Excellent rouleur, gros générateur de watts et à l’aise en montagne, «il est l’archétype du coureur 2025 de général», selon Bardet, et son directeur sportif Kurt Arvesen est d’accord: «Il est très calme et modeste. Il venait ici pour des étapes, mais on compte sur lui pour le général dans le futur. Chez Ineos, c’est très dur, car tout est comparé à nos résultats passés. On ne fait pas de magie, on reconstruit un projet, et cette étape est un gros accomplissement.»
Elle en est aussi un pour Arensman, revenu de loin après avoir quitté la Vuelta 2024 à cause du Covid.

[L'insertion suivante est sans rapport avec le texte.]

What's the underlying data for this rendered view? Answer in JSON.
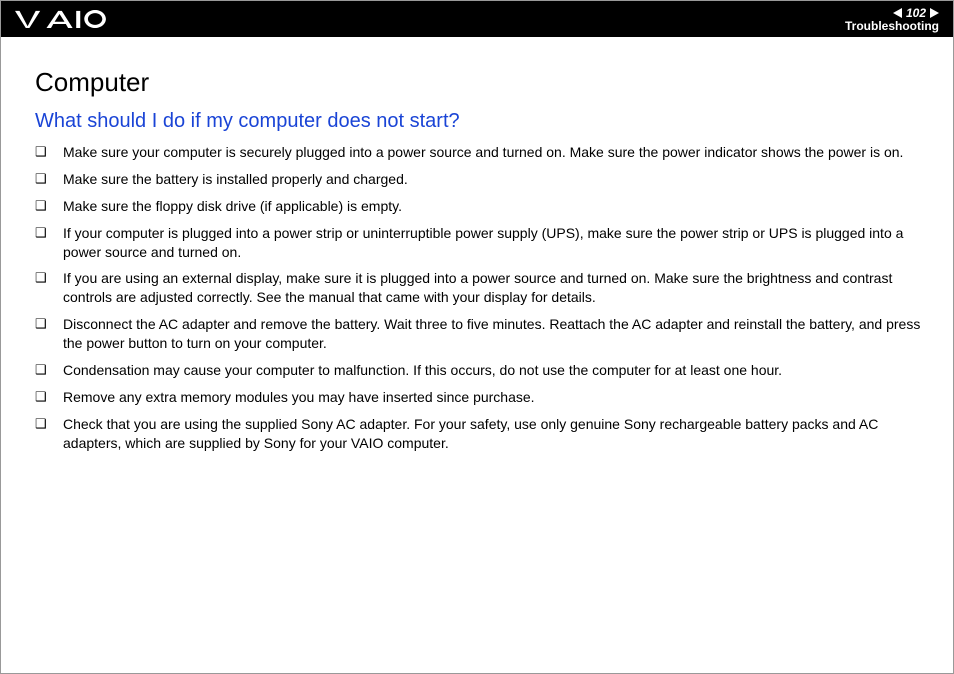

Deux semaines plus tard, il partait avec son beau-frère d’Andorre, où il réside, pour rejoindre les Pays Bas. Mille deux cent cinquantesept kilomètres en onze étapes, le plaisir retrouvé. « Ça n’allait pas fort physiquement, il avait besoin de se ressourcer. Il avait juste deux sacoches, un change et louait des hébergements, raconte Bardet. Ils sont passés par Clermont, on les avait accueillis avec plaisir.»
À six heures du matin, les amis avaient gravi le puy de Dôme, un bonheur confidentiel sur une route fermée. Hier, c’est la foule qui l’a porté vers le sommet de sa carrière.